More concerning “The Social Animal”

David Brook’s “The Social Animal” is an exploration of how the human brain works with emphasis on the vast quantity of thinking and emotions that takes place below our leve of  cognition, which is to say our awareness.  Although in a novel format, Brooks simply uses his characters as props for reporting on hundreds of research papers on the workings of the brain.

One can find revelations on almost any page.  For example:

“Moreover, Green, Palmquist, and Schickler continue, when people do select their own party affiliations, they do not choose parties by comparing platforms and then figuring out where the nation’s interests lie.  Drawing on a vast range of data, the authors argue that party attachment is more like attachment to a religious denomination or a social club.   People have stereotypes in their heads about what Democrats are like and what Republicans are like, and they gravitate toward the party made up of people like themselves.

“One they have formed an affiliation, people bend their philosophies and their perceptions of reality so they become more and more aligned with members of their political tribe.”

(For decades the Watchdog has noted, to his irritation, that the conversation at Lancaster social events often is  based, without attribution,  upon a recent article or editorial in the Wall Street Journal, a periodical that his Republican friends read as devoutly and with equal or more credibility than their Bible.  Those with more time also read Barrons [at least back then] and The Economist, the latter the equivalent of the Reader Digest for the college educated but otherwise diverted.  Just because people are the likes of  doctors, lawyers, bankers or scientists doesn’t mean they are necessarily any more aware of what is taking place outside their specialties than auto mechanics and construction workers.)

Alas, Brooks had a problem.   The very exploration of how little rational thought goes into our view points and critique of ideologues implies criticism of the right wing of the Republican Party, Libertarians and Tea Partiers (as well as Knee Jerk Liberals).  Yet Brooks must have assumed, as an ostensibly Republican columnist for the New York Times (perhaps an oxymoron), that conservatives would make up the bulk of his readers and he did not want to offend them.

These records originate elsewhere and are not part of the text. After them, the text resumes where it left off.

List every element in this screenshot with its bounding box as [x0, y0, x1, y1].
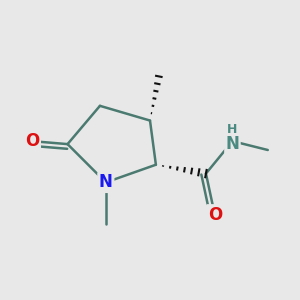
Text: O: O — [25, 132, 39, 150]
Text: O: O — [208, 206, 222, 224]
Text: N: N — [99, 173, 113, 191]
Text: N: N — [226, 135, 239, 153]
Text: H: H — [227, 123, 238, 136]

He therefore included several pages under “Social Mobility” which is fraught with misleading statistics and questionable history.  Raw meat for faithful conservative followers!   He attributes much of the national problems of the past thirty years to the failure of the general population to properly educate themselves. . “The real engine of change, Harold believed was a change in the cognitive load.  Over the past few decades, technological and social revolution had put greater and greater demands on human cognition…” Through his protagonist Harold, Brooks would have us believe that the reason for the geometric increase in earnings of the top ½ of one percent of our population is due to their superior skills.  Brooks knows better than that

Furthermore, in the same effort, he distorts history, such as when he states that Alexander Hamilton’s father died when Alexander was ten years old.  In fact, Hamilton likely was the bastard son of a wealthy Scotch merchant who later went bankrupt but who may have been a factor for some of Alexander’s youthful good fortune in employment and later sponsorship by clergy for a college scholarship in New Jersey.

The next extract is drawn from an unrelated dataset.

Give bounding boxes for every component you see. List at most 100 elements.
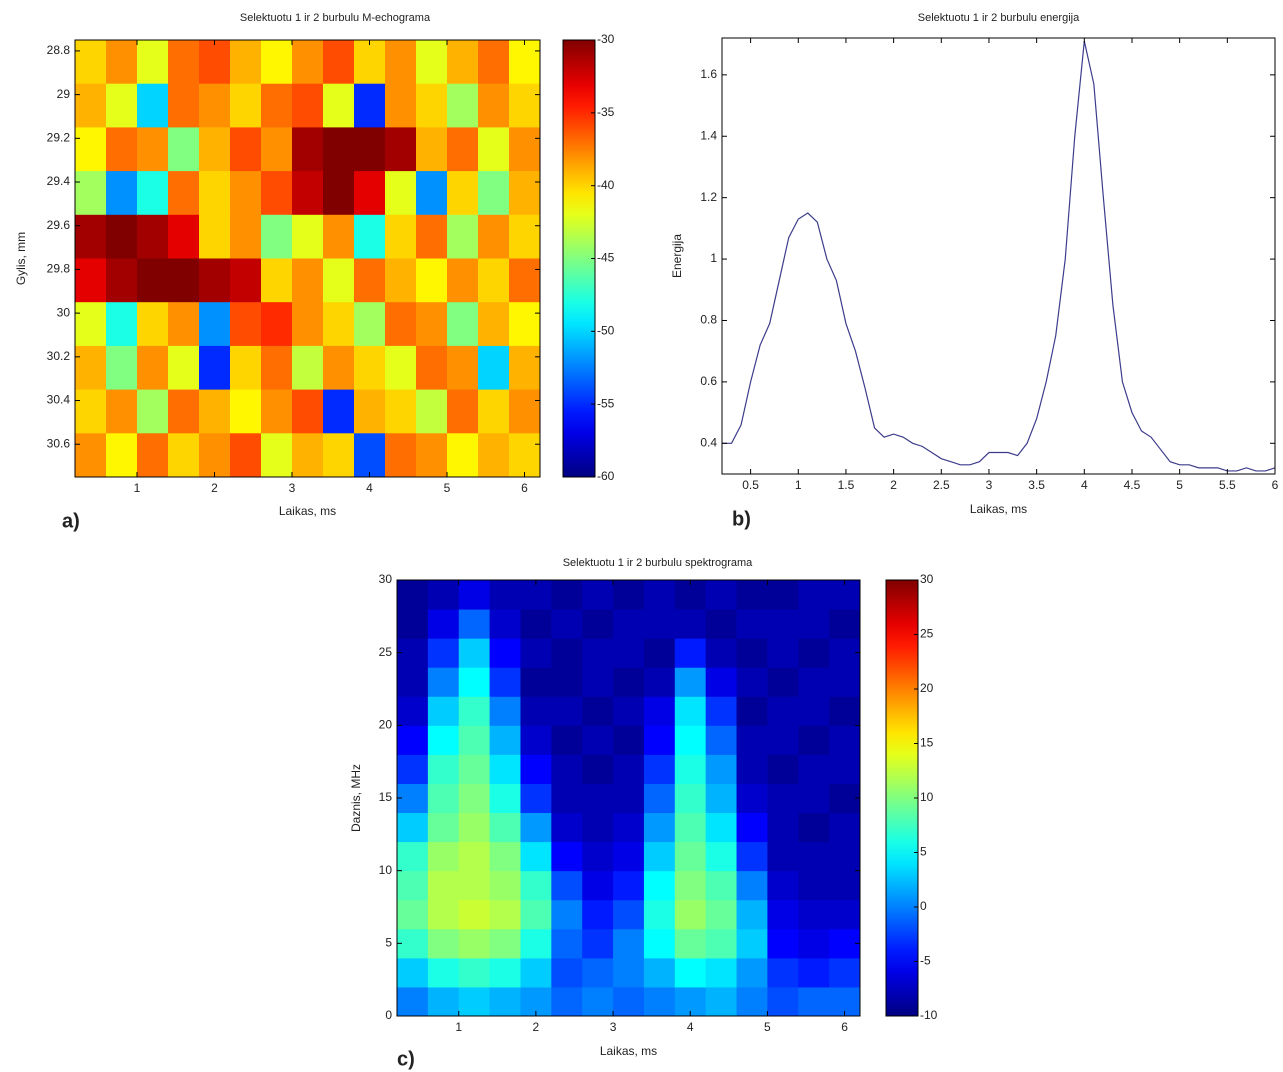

As for Abraham Lincoln, he had more in common with Barack Obama than “W”, because both Lincoln and Obama were ardent supporters of government subsidy of business investments.  Examples, Lincoln was counsel for a railroad company and as president, Lincoln pushed legislation for the transcontinental railroad.   Obama is an advocate of government subsidy of investment in upgrading the electric grid.  The same applies to the regulatory reform of business by Brook’s hero Teddy Roosevelt.  (Lincoln, Theodore Roosevelt and Obama might fairly be described as Eisenhower Republicans!  And perhaps the same could be argued for Hamilton.)

Perhaps this lapse from the quality of the rest of the book goes to show how Brooks also is a prisoner of his own subconscious.   And if truth be told, it is a deeply buried and perhaps genetic anger within the Watchdog that drives him to be an advocate and supporter of the weak and the needy.  The book turns our attention not just to others, but to ourselves.

If you read no other book in 2011, let the one be “The Social Animal” by David Brooks.